SEBANYAK 23.000 delegasi negara di dunia akan bertandang ke Indonesia. Pertemuan tahunan IMF dan Bank Dunia (World Bank) digelar pada tanggal 8 – 14 Oktober 2018 di Bali. Luhut Binsar Pandjaitan, selaku panitia nasional memastikan acara tersebut aman dari gempa. Ia menyebut acara ini sebagai ajang mencari bantuan internasional serta bertukar pengalaman soal mitigasi bencana.
Senada dengan Luhut, Menteri Keuangan (Menkeu) Sri Mulyani Indrawati berharap penanganan bencana gempa akan dibahas dalam pertemuan tersebut. Kepala Badan Koordinasi Penanaman Modal (BKPM), Thomas Lembong berencana memanfaatkan pertemuan tahunan IMF di Bali untuk membahas pembangunan infrastruktur tahan bencana alam.
Indonesia begitu bangga menjadi tuan rumah pertemuan kelas dunia. Menganggap pertemuan ini banyak menguntungkan. Diantaranya sebagai ajang unjuk gigi di hadapan delegasi di seluruh dunia. Berharap mampu mendongkrak sektor pariwisata di Bali.
Sebab, gelontoran miliran hingga triliunan telah dikeluarkan demi penyelenggaraan acara ini. Sangat disayangkan bila Indonesia tak mengambil kesempatan berharga ini untuk promosi diri. Pertanyaannya, seberapa besarkah keuntungan yang didapat Indonesia?
Indonesia memiliki lima tema yang akan diangkat dalam pertemuan itu. Pertama, penguatan International Monetary System (IMS) untuk tercipta sinkronisasi kebijakan normalisasi kebijakan moneter yang ditempuh negara maju dan respons yang dilakukan negara berkembang. Kedua, ekonomi digital. Ketiga, pembangunan infrastruktur yang berkelanjutan dan peran serta pihak swasta untuk mendukung pembiayaan pembangunan infrastruktur.
Keempat, penguatan aspek ekonomi dan penguatan syariah. Kelima, isu-isu terkait sektor fiskal, yaitu urbanisasi, ekonomi digital, human capital, manajemen risiko bencana, perubahan iklim, dan pembiayaan infrastruktur.
Dalam pertemuan itu, Indonesia berencana menawarkan 79 proyek strategis. Pemerintah akan menawarkan kesempatan investasi sebesar 42,2 miliar dolar AS dengan nilai proyek sekitar 80 miliar dolar AS. Jumlah proyek yang ditawarkan sebanyak 79 proyek dari 21 BUMN. Diantaranya PLN, Jasa Marga, tiga proyek kereta layang (elevated) atau LRT, dua proyek bandara dan satu proyek pelabuhan.

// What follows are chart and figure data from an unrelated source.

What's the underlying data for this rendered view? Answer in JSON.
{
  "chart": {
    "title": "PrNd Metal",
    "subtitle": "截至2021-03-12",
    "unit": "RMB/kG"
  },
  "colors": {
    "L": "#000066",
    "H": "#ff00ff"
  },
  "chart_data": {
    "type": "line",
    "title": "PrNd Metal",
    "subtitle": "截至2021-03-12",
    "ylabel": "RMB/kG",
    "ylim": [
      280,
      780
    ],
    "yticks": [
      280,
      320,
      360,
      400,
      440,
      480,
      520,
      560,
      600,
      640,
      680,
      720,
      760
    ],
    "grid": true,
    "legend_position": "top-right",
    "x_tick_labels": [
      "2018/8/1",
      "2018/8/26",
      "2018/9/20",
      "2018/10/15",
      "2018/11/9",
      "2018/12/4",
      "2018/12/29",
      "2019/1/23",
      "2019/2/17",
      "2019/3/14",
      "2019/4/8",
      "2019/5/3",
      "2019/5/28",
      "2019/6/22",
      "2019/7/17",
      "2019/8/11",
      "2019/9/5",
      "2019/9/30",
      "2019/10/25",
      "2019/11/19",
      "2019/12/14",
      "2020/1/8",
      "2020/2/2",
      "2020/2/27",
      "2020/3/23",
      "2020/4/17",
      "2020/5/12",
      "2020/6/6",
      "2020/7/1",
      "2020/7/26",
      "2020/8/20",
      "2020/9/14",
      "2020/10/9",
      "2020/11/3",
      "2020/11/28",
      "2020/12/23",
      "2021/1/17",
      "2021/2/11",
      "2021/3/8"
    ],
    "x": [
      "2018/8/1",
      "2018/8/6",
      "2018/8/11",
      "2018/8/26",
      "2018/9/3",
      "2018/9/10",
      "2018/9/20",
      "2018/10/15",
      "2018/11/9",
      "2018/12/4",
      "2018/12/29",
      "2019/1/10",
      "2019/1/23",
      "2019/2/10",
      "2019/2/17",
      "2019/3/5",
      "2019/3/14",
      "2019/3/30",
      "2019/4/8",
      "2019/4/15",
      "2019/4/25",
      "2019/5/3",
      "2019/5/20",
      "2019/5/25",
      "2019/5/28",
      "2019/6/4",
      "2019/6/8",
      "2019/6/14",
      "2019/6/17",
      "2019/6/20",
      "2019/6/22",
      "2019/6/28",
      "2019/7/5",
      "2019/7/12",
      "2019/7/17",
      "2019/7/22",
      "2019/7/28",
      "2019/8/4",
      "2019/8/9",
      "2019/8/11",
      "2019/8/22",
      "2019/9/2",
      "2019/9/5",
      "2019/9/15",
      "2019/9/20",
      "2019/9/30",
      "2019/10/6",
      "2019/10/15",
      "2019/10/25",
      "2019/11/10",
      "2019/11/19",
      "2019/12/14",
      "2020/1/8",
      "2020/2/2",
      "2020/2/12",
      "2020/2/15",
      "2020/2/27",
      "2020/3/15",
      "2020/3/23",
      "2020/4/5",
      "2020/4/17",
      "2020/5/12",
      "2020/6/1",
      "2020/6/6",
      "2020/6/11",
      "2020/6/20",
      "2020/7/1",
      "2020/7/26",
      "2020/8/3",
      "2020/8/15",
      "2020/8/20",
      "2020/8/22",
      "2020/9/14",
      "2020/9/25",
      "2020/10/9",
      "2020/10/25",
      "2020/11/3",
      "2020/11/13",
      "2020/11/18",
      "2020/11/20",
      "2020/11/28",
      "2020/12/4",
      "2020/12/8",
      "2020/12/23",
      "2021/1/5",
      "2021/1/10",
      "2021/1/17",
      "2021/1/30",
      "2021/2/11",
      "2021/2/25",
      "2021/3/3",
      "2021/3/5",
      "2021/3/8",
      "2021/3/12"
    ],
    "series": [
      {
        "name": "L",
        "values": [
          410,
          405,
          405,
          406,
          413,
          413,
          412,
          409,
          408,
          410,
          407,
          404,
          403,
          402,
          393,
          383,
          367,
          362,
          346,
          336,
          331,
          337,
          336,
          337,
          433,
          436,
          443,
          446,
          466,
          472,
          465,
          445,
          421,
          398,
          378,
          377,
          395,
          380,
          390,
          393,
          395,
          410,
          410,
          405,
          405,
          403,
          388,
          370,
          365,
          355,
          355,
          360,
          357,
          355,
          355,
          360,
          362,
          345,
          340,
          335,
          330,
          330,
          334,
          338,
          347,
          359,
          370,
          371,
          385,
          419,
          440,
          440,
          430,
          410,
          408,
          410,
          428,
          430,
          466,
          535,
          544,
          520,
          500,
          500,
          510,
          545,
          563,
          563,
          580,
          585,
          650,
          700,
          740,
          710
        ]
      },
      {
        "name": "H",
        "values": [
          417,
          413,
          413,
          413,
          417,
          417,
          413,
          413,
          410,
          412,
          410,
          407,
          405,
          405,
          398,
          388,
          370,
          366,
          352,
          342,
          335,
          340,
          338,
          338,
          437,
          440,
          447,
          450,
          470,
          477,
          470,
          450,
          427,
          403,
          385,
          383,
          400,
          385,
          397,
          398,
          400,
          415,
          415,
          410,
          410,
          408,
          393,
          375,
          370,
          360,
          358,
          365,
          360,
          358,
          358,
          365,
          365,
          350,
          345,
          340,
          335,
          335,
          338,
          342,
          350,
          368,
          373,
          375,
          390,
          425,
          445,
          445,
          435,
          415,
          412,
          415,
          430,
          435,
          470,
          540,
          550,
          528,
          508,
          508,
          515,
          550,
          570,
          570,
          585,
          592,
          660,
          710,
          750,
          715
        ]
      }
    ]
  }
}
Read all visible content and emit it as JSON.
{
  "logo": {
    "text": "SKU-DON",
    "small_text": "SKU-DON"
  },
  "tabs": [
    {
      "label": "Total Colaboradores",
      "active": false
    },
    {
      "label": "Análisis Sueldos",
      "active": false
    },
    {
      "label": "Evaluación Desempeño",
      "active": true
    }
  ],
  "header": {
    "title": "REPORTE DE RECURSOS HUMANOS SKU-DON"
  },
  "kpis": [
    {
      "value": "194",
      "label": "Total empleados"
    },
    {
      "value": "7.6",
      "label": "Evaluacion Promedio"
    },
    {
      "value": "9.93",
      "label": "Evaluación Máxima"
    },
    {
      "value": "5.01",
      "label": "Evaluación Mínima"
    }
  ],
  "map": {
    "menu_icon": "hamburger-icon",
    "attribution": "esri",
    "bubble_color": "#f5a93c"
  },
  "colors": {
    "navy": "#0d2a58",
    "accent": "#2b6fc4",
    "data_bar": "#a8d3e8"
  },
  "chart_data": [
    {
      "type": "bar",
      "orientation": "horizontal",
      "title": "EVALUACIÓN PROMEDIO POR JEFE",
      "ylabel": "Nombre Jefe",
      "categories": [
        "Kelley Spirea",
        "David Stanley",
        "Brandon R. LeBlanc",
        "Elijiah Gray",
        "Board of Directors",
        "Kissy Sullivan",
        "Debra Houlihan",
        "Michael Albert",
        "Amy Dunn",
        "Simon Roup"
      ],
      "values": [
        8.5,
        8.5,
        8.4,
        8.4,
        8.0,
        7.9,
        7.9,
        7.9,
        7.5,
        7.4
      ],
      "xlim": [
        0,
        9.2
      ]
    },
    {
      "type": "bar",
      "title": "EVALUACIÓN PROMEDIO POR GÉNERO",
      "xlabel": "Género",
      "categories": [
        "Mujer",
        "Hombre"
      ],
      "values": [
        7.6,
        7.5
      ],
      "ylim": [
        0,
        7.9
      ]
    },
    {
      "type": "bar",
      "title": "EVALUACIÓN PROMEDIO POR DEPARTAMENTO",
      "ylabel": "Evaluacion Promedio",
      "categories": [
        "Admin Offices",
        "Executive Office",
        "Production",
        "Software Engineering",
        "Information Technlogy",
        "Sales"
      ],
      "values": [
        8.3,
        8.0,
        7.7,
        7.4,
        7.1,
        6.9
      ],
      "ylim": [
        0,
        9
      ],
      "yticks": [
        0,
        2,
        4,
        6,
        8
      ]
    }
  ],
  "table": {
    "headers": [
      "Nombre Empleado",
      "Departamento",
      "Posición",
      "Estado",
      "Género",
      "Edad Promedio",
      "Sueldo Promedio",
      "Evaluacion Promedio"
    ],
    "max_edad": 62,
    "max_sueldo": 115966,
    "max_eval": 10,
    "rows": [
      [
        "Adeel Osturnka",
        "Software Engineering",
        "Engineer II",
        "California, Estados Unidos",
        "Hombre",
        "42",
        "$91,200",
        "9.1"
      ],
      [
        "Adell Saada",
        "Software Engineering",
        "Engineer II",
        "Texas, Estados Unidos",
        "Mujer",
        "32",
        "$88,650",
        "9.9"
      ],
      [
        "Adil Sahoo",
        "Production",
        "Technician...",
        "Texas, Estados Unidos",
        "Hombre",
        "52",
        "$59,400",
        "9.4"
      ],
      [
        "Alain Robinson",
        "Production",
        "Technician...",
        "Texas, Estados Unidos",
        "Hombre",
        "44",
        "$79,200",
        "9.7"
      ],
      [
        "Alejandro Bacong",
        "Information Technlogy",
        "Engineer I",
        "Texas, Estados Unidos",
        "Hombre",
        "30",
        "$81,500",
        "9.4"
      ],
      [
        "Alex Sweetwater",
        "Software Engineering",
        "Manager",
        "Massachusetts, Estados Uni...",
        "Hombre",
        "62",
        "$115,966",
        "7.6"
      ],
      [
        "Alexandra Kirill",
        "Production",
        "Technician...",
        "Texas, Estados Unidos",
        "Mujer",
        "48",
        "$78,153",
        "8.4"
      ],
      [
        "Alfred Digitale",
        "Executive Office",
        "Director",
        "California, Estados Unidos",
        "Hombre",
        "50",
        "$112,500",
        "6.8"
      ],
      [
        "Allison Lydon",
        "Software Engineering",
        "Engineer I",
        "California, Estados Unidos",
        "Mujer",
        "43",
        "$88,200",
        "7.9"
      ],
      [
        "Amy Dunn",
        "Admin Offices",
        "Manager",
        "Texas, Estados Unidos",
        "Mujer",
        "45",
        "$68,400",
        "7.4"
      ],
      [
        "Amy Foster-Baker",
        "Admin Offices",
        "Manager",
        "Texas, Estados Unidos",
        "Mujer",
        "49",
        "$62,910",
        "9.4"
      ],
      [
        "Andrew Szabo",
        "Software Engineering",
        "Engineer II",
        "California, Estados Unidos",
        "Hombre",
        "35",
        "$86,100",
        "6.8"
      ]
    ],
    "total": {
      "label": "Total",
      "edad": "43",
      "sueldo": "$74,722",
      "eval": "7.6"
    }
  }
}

Hal ini tak sebanding dengan destinasi pariwisata yang katanya mampu meraup miliran rupiah dari pertemuan itu. Pasalnya, justru yang akan diuntungkan dari pertemuan ini adalah para tamu delegasi negara. Bila kran investasi dibuka selebar-lebarnya, sama dengan merelakan swasta asing berperan lebih. Kembali menguasai infrastruktur strategis di Indonesia. Misalnya, bandara, pelabuhan, dan lainnya.
Sepak terjang investasi asing di Indonesia tak banyak menguntungkan negeri ini. Pembangunan infrastruktur tak berdampak positif bagi rakyat Indonesia. Infrastruktur yang bersumber dari pembiayaan investasi dari asing justru menjerat Indonesia.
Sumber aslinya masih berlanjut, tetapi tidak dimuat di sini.